Weldon Angelos is going to be eighty by the time he gets out of jail. He has kids, Can you believe that? More time than a murderer for selling marijuana? The sentencing judge himself said he thought it was cruel, unjust, and even irrational to give this man that much time. But the law required him to do it.
Stop and think about that. The judges themselves, in court, while they are delivering the sentence, are saying they think it’s unfair. But they’re required to do it by law. Pretty crazy, right?
I’m Alex Kreit, criminal law professor at Thomas Jefferson School of Law. You’re probably asking yourself, how do we get to a place where judges can’t judge? Where nonviolent, low-level drug offenders are getting longer sentences than many rapists and murderers?
The answer is one of the most terrifying aspects of our War on Drugs: mandatory minimum sentencing. Remember those three words.
So here’s how it works. Think about a drug organization. You’ve got the guy at the top, the kingpin, the one making all the money. Maybe he’s a violent guy, a known murderer — the one the laws were supposedly designed to punish. Then you’ve got all the people below him — the drivers, the couriers, a kid who’s selling drugs after school, even the girlfriend of the kingpin, as she takes a couple voicemails, or lets him sell drugs at her house.
Under the law, all of these people are considered conspirators. Now you might think, surely they’ll each receive a different sentence. The kingpin’s going to be punished more than the people below him.
But what I’m saying is, the mandatory sentencing laws treat them all the same. They’re sentenced not based on the role that they played in the offense, but just on the types and quantity of drugs involved. And that right there is just plain wrong. And it needs to end.
And that’s where you come in. Click here to watch my next video. Or click here to get involved in ending one of the craziest of our broken criminal-justice system. There’s no better time than now.
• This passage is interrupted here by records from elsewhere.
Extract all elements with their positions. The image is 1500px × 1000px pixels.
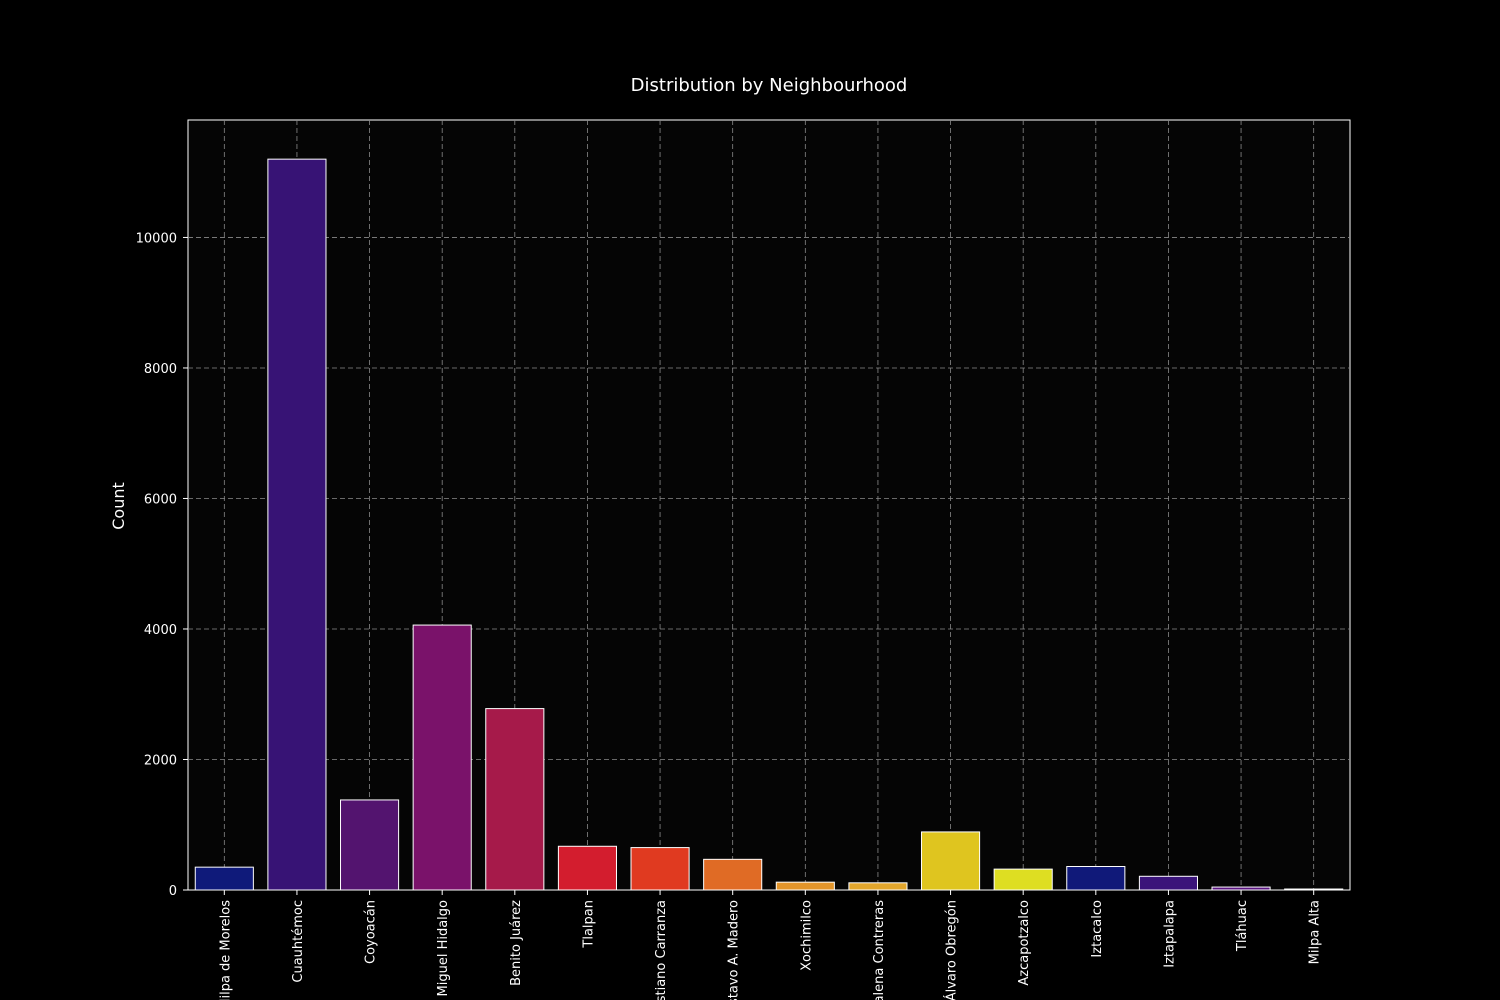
x-tick-label: Iztapalapa bbox=[1162, 900, 1177, 968]
bar bbox=[703, 858, 763, 891]
y-tick-label: 2000 bbox=[144, 753, 177, 768]
x-tick-label: Azcapotzalco bbox=[1017, 900, 1032, 986]
x-tick-label: Xochimilco bbox=[799, 900, 814, 971]
y-axis-ticks: 0 2000 4000 6000 8000 10000 bbox=[136, 231, 188, 899]
bar bbox=[1138, 875, 1198, 891]
y-tick-label: 4000 bbox=[144, 623, 177, 638]
x-tick-label: Venustiano Carranza bbox=[654, 900, 669, 1000]
x-tick-label: Iztacalco bbox=[1090, 900, 1105, 958]
bar bbox=[921, 831, 981, 891]
bars bbox=[194, 158, 1344, 891]
chart-title: Distribution by Neighbourhood bbox=[631, 75, 908, 96]
bar bbox=[775, 881, 835, 891]
y-tick-label: 6000 bbox=[144, 492, 177, 507]
x-tick-label: Magdalena Contreras bbox=[872, 900, 887, 1000]
x-tick-label: Coyoacán bbox=[364, 900, 379, 964]
x-tick-label: Milpa Alta bbox=[1308, 900, 1323, 964]
bar bbox=[993, 868, 1053, 891]
bar bbox=[1284, 888, 1344, 891]
bar bbox=[630, 847, 690, 891]
bar bbox=[194, 866, 254, 891]
plot-frame bbox=[187, 119, 1351, 891]
y-tick-label: 0 bbox=[169, 884, 177, 899]
bar bbox=[267, 158, 327, 891]
bar bbox=[340, 799, 400, 891]
y-tick-label: 10000 bbox=[136, 231, 177, 246]
x-tick-label: Milpa de Morelos bbox=[218, 900, 233, 1000]
x-tick-label: Álvaro Obregón bbox=[944, 900, 960, 1000]
bar bbox=[412, 624, 472, 891]
y-tick-label: 8000 bbox=[144, 362, 177, 377]
x-tick-label: Benito Juárez bbox=[509, 900, 524, 986]
x-tick-label: Cuauhtémoc bbox=[291, 900, 306, 983]
y-axis-label: Count bbox=[109, 482, 128, 530]
plot-area bbox=[187, 119, 1351, 891]
bar bbox=[1211, 886, 1271, 891]
x-axis-ticks: Milpa de Morelos Cuauhtémoc Coyoacán Miguel… bbox=[218, 890, 1323, 1000]
grid-lines bbox=[188, 120, 1350, 890]
bar bbox=[848, 882, 908, 891]
bar bbox=[485, 708, 545, 891]
x-tick-label: Tláhuac bbox=[1235, 900, 1250, 952]
x-tick-label: Miguel Hidalgo bbox=[436, 900, 451, 997]
x-tick-label: Gustavo A. Madero bbox=[727, 900, 742, 1000]
x-tick-label: Tlalpan bbox=[581, 900, 596, 949]
bar bbox=[1066, 866, 1126, 891]
bar bbox=[557, 845, 617, 891]
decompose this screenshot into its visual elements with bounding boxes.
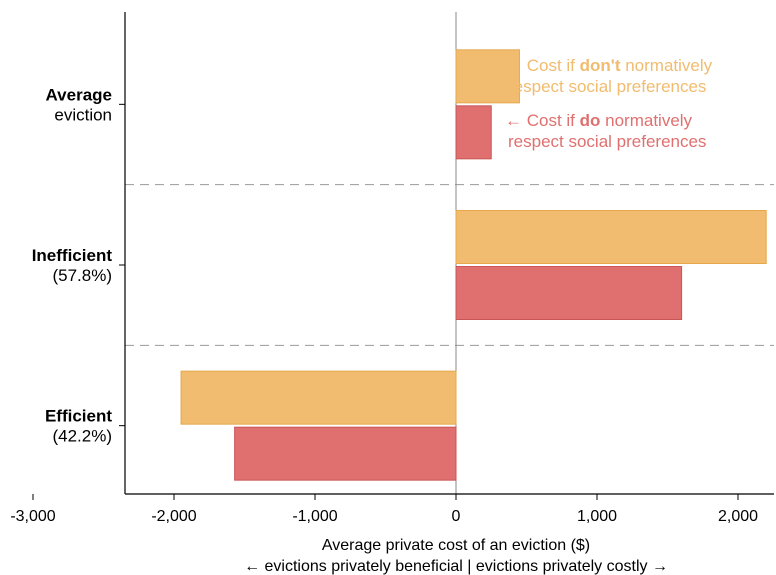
bar [455,49,520,104]
bar [234,426,457,481]
x-axis-title: Average private cost of an eviction ($) [322,537,590,554]
x-tick-label: 0 [452,508,461,525]
category-label: Average [46,85,112,104]
x-ticks: -4,000-3,000-2,000-1,00001,0002,0003,000… [10,494,758,525]
bars [180,49,767,481]
x-tick-label: -3,000 [10,508,55,525]
category-label: Inefficient [32,246,113,265]
category-sublabel: (42.2%) [52,427,112,446]
category-label: Efficient [45,407,112,426]
x-axis-subtitle: ← evictions privately beneficial | evict… [244,558,668,575]
bar [455,210,767,264]
category-sublabel: eviction [54,105,112,124]
bar [455,266,683,320]
annotations: ← Cost if don't normatively respect socia… [505,56,713,151]
annotation-line2: respect social preferences [508,132,706,151]
annotation-line2: respect social preferences [508,77,706,96]
x-tick-label: -2,000 [151,508,196,525]
x-tick-label: -1,000 [292,508,337,525]
category-sublabel: (57.8%) [52,266,112,285]
group-separators [125,184,774,346]
x-tick-label: 2,000 [718,508,758,525]
annotation-line1: ← Cost if do normatively [505,111,693,130]
bar [180,370,457,425]
x-tick-label: 1,000 [577,508,617,525]
annotation-line1: ← Cost if don't normatively [505,56,713,75]
bar [455,105,492,160]
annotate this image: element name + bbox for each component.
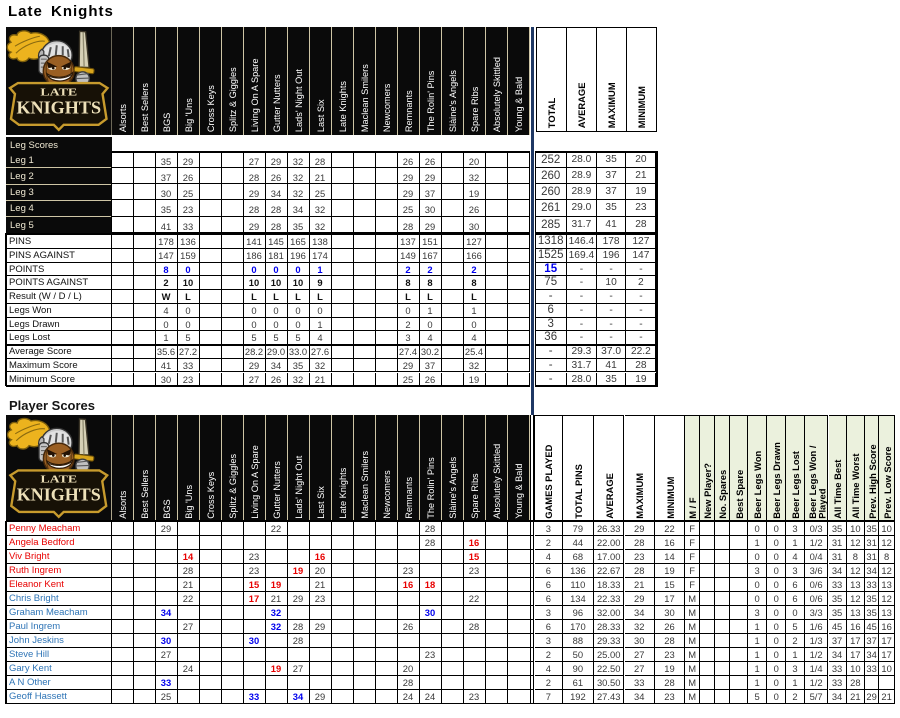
svg-text:LATE: LATE: [40, 87, 77, 98]
svg-text:KNIGHTS: KNIGHTS: [16, 97, 101, 117]
svg-text:LATE: LATE: [40, 474, 77, 485]
svg-text:KNIGHTS: KNIGHTS: [17, 484, 101, 504]
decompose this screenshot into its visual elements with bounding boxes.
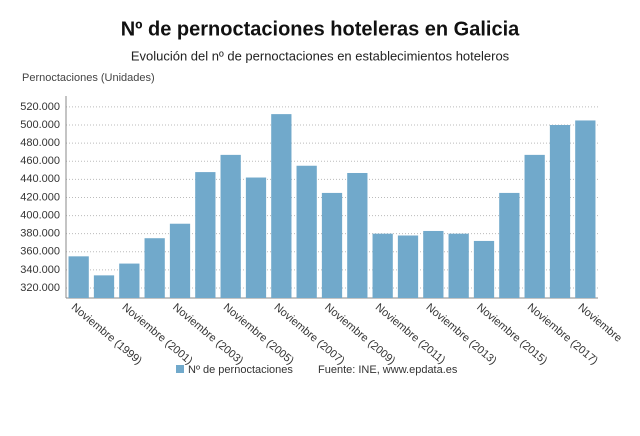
chart-subtitle: Evolución del nº de pernoctaciones en es… <box>131 48 510 63</box>
y-tick-label: 520.000 <box>20 101 60 113</box>
bar <box>321 192 343 298</box>
bar <box>473 240 495 298</box>
source: Fuente: INE, www.epdata.es <box>318 364 458 376</box>
bar <box>423 230 444 298</box>
bar <box>549 124 571 299</box>
bar <box>68 256 89 298</box>
bar <box>575 120 596 298</box>
y-tick-label: 360.000 <box>20 246 60 258</box>
bar <box>144 238 165 298</box>
y-tick-label: 340.000 <box>20 264 60 276</box>
y-tick-label: 480.000 <box>20 137 60 149</box>
bar <box>372 233 393 298</box>
y-tick-label: 320.000 <box>20 282 60 294</box>
bar <box>499 192 520 298</box>
bar <box>524 154 545 298</box>
bar <box>271 114 292 298</box>
legend-swatch <box>176 365 184 373</box>
y-tick-label: 460.000 <box>20 155 60 167</box>
y-tick-label: 380.000 <box>20 228 60 240</box>
chart-title: Nº de pernoctaciones hoteleras en Galici… <box>121 18 520 40</box>
bar <box>195 172 216 298</box>
bar <box>169 223 191 298</box>
y-axis-title: Pernoctaciones (Unidades) <box>22 72 155 84</box>
x-tick-label: Noviembre <box>576 301 624 344</box>
y-tick-label: 400.000 <box>20 209 60 221</box>
bar <box>448 233 469 298</box>
bar <box>347 172 368 298</box>
bar <box>93 275 115 298</box>
bar <box>220 154 241 298</box>
y-tick-label: 440.000 <box>20 173 60 185</box>
bar <box>296 165 317 298</box>
bar <box>397 235 419 298</box>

The momentum is building.
* * *
So, remember that guy Weldon Angelos? The guy who had the fifty-years for selling marijuana a couple of times? The same day he was sentenced, in the same courtroom, there was somebody else, a defendant who had killed somebody — beaten them to death.
The judge, following the law, gave that person twenty-two years. Twenty-two years for killing somebody versus fifty-five years for selling marijuana a couple of times. This is how mandatory minimums distort the punishment.